The Kennedy tax bill, as finally enacted with the help of his successor, and the unparalleled period of expansion both its anticipation and enactment helped bring to the American economy,’ stand as monuments to the economic wisdom and political tenacity of John Kennedy. They embody a repudiation of the most persistent fiscal myths and fears which have so long dominated this nation. Prevented by the balance of payments and a conservative Congress from relying too heavily on the familiar Democratic remedies of still lower interest rates and still higher budgets, he had nevertheless broken the trend of postwar recessions by blazing new trails and rejecting old dogma. While it cannot be claimed that either the country or the Congress fully accepted his philosophy along with his bill, his actions shed more light on the once “dismal science” of economics than a generation of speeches and lectures.

In the process, John Kennedy’s own thinking had come a long way in a short time. In a message to Galbraith requesting information on a particular problem on the balance of payments, he asked for “as much technical detail as seems appropriate and without the limitations that you might feel in discussing the matter with one who is not a professional economist.” To this he added in a scrawl: “—but who knows a hell of a lot about it after taking Ec-A under Russ Nixon at Harvard.”
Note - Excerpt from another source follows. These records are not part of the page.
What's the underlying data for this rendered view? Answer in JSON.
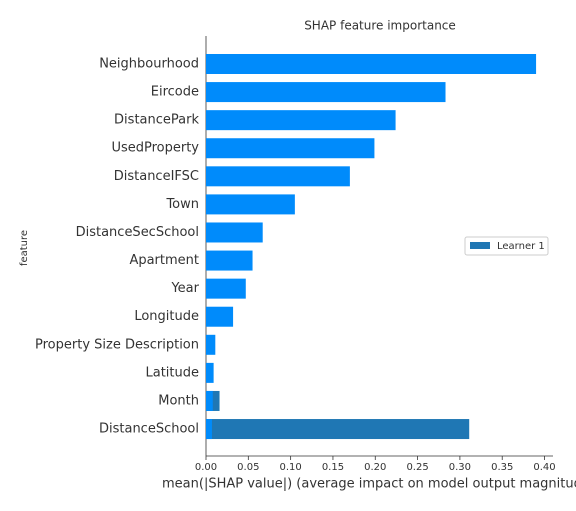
{
  "chart_data": {
    "type": "bar",
    "orientation": "horizontal",
    "title": "SHAP feature importance",
    "xlabel": "mean(|SHAP value|) (average impact on model output magnitude)",
    "ylabel": "feature",
    "categories": [
      "Neighbourhood",
      "Eircode",
      "DistancePark",
      "UsedProperty",
      "DistanceIFSC",
      "Town",
      "DistanceSecSchool",
      "Apartment",
      "Year",
      "Longitude",
      "Property Size Description",
      "Latitude",
      "Month",
      "DistanceSchool"
    ],
    "series": [
      {
        "name": "Learner 1",
        "color": "#1f77b4",
        "values": [
          null,
          null,
          null,
          null,
          null,
          null,
          null,
          null,
          null,
          null,
          null,
          null,
          0.016,
          0.311
        ]
      },
      {
        "color": "#008bfb",
        "values": [
          0.39,
          0.283,
          0.224,
          0.199,
          0.17,
          0.105,
          0.067,
          0.055,
          0.047,
          0.032,
          0.011,
          0.009,
          0.008,
          0.007
        ]
      }
    ],
    "xlim": [
      0,
      0.41
    ],
    "xticks": [
      {
        "value": 0,
        "label": "0.00"
      },
      {
        "value": 0.05,
        "label": "0.05"
      },
      {
        "value": 0.1,
        "label": "0.10"
      },
      {
        "value": 0.15,
        "label": "0.15"
      },
      {
        "value": 0.2,
        "label": "0.20"
      },
      {
        "value": 0.25,
        "label": "0.25"
      },
      {
        "value": 0.3,
        "label": "0.30"
      },
      {
        "value": 0.35,
        "label": "0.35"
      },
      {
        "value": 0.4,
        "label": "0.40"
      }
    ],
    "legend": "right"
  }
}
Whatever he had learned in Ec-A, he had received a good education in economics in the White House. For a man pressed with other problems, he had been a good student; and for the country as a whole, he had been a good teacher.

1
Made permanent the following year, this is the bill by which Kennedy was best known in the darkest corners of despair in this country.
2
By substituting molded plastic for stainless steel, for example, the cost of a small turbine wheel was reduced from $175 to $2.
3
A year later, when the market was once again high and the belief that Kennedy’s steel fight had caused the May drop was well accepted, an expert study sponsored by the SEC, whose careful investigation of shoddy stock practices had also been blamed by some, presented facts and figures which exploded all myths. It was not a plot of the professionals against Kennedy. Although many of them were buying bargains while the public was unloading, there was no evidence of manipulation. But neither had Kennedy caused the drop. Long before the steel fight the market was going down, the mutual funds were selling, the big-name stocks were declining to a more reasonable ratio of earnings, and investors were finding more attractive security in bonds and banks. Some of the market letters had been warning that prices were overvalued, but high-pressure merchandising techniques had continued to push up sales. The end of inflation had brought the inevitable shake-out, long overdue after a get-rich-quick public had speculated feverishly on glamour stocks “with scientific sounding names ending in -namics, -omics, or -mation.”
4
Though not for Galbraith, who continued to advise the President from abroad on the virtues of more public spending.

CHAPTER XVII
THE FIGHT AGAINST INFLATION—THE STEEL PRICE DISPUTE

R
EMEMBER,”
shouted Richard Nixon to a Cleveland, Ohio, crowd in 1960, “if you want to inflate your money, if you want to raise your prices, you have our opponents to vote for.” In 1961 many an expert, who assumed that inflation was certain to accompany recovery, thought the Vice President’s reasoning wrong but his prediction right. John Kennedy proved his prediction to be wrong as well.

The experts did not lack faith in Kennedy. They simply knew that price rises had usually occurred during rapid economic expansion—that Kennedy’s increases in defense, space and antirecession spending would produce the kind of large Budget deficits assumed to produce inflation—that traditional Democratic sympathies for the worker and farmer usually led to higher wages and food prices—that traditional Democratic opposition to high interest rates and hard money also invited inflation—and that the President had no power to prevent powerful industries and unions from adopting inflationary price and wage increases. They calculated that prices had risen nearly 10 percent in the second term of a Republican administration dedicated to halting inflation, so how could Democrat Kennedy, dedicated to greater growth, ever hope to do better?